The quick progress of the ‘shale revolution’ in the US is set to reshape the world energy market by 2018, when OPEC becomes less influential and developing countries drive global demand.
The US shale oil will meet most of the demand from across the world in the next five years, even if it goes into ‘recovery motion’. The developing economies outside OECD, such as BRICS countries and Saudi Arabia, that’ll be driving increased demand.
The forecast is made by the International Energy Agency (IEA) in its closely watched semi-annual report.
“North America has set off a supply shock that is sending ripples throughout the world,” said IEA Executive Director Maria van der Hoeven.
“The good news is that this is helping to ease a market that was relatively tight for several years. The technology that unlocked the bonanza in places like North Dakota can and will be applied elsewhere, potentially leading to a broad reassessment of reserves,” Maria van der Hoeven added.
The US Government has forecast daily oil production in the country to skyrocket in 2014 to the highest level since 1988.

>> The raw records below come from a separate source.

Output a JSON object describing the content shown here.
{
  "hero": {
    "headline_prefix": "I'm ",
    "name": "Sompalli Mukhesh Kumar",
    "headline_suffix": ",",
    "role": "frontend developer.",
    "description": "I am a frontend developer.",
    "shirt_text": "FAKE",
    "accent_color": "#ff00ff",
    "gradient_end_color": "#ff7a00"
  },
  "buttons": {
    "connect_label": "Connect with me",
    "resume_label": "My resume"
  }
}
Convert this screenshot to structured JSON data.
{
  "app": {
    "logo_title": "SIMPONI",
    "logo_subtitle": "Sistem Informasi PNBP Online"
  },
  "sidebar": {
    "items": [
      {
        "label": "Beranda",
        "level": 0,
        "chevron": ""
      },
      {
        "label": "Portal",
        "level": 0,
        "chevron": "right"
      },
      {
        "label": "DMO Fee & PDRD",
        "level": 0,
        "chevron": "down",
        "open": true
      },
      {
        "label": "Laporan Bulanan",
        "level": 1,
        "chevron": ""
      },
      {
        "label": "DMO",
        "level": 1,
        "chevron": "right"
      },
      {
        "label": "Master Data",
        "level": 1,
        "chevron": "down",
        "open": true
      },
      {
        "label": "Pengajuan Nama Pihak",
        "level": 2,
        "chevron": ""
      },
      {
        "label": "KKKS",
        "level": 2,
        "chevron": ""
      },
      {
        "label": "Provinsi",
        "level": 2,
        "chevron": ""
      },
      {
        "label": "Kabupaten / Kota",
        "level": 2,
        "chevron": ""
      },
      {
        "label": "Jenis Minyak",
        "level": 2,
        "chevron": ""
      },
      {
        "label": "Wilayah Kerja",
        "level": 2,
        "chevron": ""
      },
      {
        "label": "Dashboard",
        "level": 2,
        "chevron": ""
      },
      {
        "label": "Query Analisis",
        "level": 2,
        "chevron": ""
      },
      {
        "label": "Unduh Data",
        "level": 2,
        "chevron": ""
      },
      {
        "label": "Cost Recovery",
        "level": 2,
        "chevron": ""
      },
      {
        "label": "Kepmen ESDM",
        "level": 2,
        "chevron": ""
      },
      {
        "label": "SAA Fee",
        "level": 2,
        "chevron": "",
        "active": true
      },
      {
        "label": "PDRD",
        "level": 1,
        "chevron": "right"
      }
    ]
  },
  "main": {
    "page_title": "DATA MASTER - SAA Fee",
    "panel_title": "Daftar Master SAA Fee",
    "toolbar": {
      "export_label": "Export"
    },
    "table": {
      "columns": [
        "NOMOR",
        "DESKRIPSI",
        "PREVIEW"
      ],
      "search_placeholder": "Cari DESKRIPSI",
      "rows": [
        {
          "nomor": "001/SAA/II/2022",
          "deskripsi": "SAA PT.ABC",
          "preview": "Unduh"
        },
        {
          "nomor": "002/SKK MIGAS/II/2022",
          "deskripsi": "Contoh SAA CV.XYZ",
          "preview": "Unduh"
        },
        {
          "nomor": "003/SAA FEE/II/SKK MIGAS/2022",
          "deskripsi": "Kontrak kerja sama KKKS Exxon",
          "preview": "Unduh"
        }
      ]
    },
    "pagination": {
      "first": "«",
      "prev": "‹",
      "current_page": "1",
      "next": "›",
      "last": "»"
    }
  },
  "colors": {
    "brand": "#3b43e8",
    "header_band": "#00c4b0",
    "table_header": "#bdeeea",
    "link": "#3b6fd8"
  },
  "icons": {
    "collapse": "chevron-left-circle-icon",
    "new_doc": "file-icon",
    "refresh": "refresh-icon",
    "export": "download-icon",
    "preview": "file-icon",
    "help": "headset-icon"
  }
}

The price of oil slid below $95 a barrel on Tuesday as the Paris-based IEA, that advises 28 countries about energy issues, raised its U.S. oil production forecasts and cut its prediction for global crude demand.
On a global demand side, the IEA forecast it to rise by a total of 6.1 million barrels a day over the next five years, from 90.6 million barrels a day in 2013 to 96.7 million barrels a day in 2018.
The IEA says supply capacity of non-OPEC countries is set to be steadily rise, while hurdles in North and sub-Saharan Africa, as well as a regional fallout from the ‘Arab Spring’ will be affecting supply from OPEC members.
In case global demand rises, this will leave OPEC – an organization largely seen as the last resort to meet demand fluctuations – with the output levels almost unchanged from the current levels, the IEA said.
Global refining industry and oil trading patterns are also set to be affected by the rising capacity of the developing world, the report said.
“European refiners will see no let-up from the squeeze caused by increasing US product exports and the new Asian and Middle Eastern refining titans,” the paper specified.